The Federal Aviation Authority has suspended an air controller who handled a small plane before it collided with a helicopter over New York's Hudson River. Officials however said they did not believe his actions contributed to the crash.
REUTERS - The air controller who handled a small plane before it collided with a helicopter over New York's Hudson River was suspended for allegedly violating procedures, but aviation officials said on Thursday they did not believe his actions contributed to the accident.
The air traffic controller, who had already turned over responsibility to controllers at a nearby airport, was put on administrative leave for making personal telephone calls at the time of the collision that killed nine people, federal safety officials said.
Officials from the Federal Aviation Administration and the National Transportation Safety Board, which is taking the lead on the investigation, said there was no reason to believe the timing of the air traffic controller's telephone calls had anything to do with the collision. But they called the conduct "unacceptable."

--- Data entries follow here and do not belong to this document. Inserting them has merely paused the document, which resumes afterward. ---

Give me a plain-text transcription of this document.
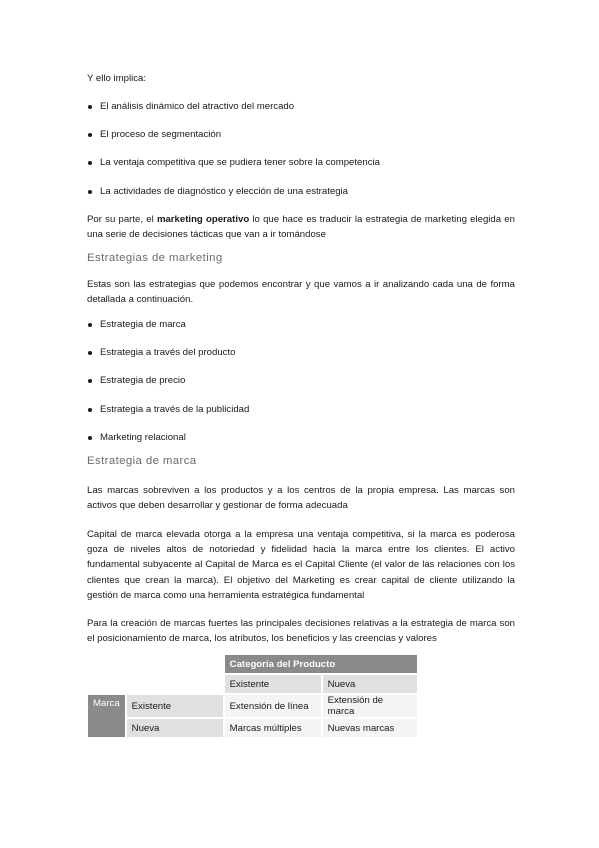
Y ello implica:

El análisis dinámico del atractivo del mercado
El proceso de segmentación
La ventaja competitiva que se pudiera tener sobre la competencia
La actividades de diagnóstico y elección de una estrategia

Por su parte, el marketing operativo lo que hace es traducir la estrategia de marketing elegida en una serie de decisiones tácticas que van a ir tomándose

Estrategias de marketing

Estas son las estrategias que podemos encontrar y que vamos a ir analizando cada una de forma detallada a continuación.

Estrategia de marca
Estrategia a través del producto
Estrategia de precio
Estrategia a través de la publicidad
Marketing relacional
Estrategia de marca

Las marcas sobreviven a los productos y a los centros de la propia empresa. Las marcas son activos que deben desarrollar y gestionar de forma adecuada

Capital de marca elevada otorga a la empresa una ventaja competitiva, si la marca es poderosa goza de niveles altos de notoriedad y fidelidad hacia la marca entre los clientes. El activo fundamental subyacente al Capital de Marca es el Capital Cliente (el valor de las relaciones con los clientes que crean la marca). El objetivo del Marketing es crear capital de cliente utilizando la gestión de marca como una herramienta estratégica fundamental

Para la creación de marcas fuertes las principales decisiones relativas a la estrategia de marca son el posicionamiento de marca, los atributos, los beneficios y las creencias y valores

		Categoría del Producto	
		Existente	Nueva
Marca	Existente	Extensión de línea	Extensión de marca
	Nueva	Marcas múltiples	Nuevas marcas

The controller's supervisor was also suspended for not being at the control center in Teterboro, New Jersey, as required, officials said. The suspensions are pending the outcome of disciplinary investigations.
Five Italian tourists in a helicopter, two passengers in a small plane and the two pilots died on Saturday when their aircraft collided and plunged into the river that separates New York and New Jersey. There were no survivors.
The small private plane, a Piper aircraft, was handled by the controller from its departure at Teterboro. He handed over responsibility to controllers at the Newark, New Jersey, airport, which is the proper procedure.
The NTSB has said that the pilot of the small plane never contacted controllers at Newark.
The National Air Traffic Controllers Association, the union representing air traffic controllers, said in a statement the allegation should be "fully investigated before there is a rush to judgment about the behavior of any controller."
The National Transportation Safety Board is investigating the cause of the accident, which has prompted calls for more regulation of air traffic above New York's waterways. These air corridors are major routes for small aircraft.
On average, 225 aircraft operate daily within a 3-mile (4.8 km) radius of the accident site at or below 1,100 feet (335 metres), which was the elevation of the plane involved in the collision, the NTSB has said.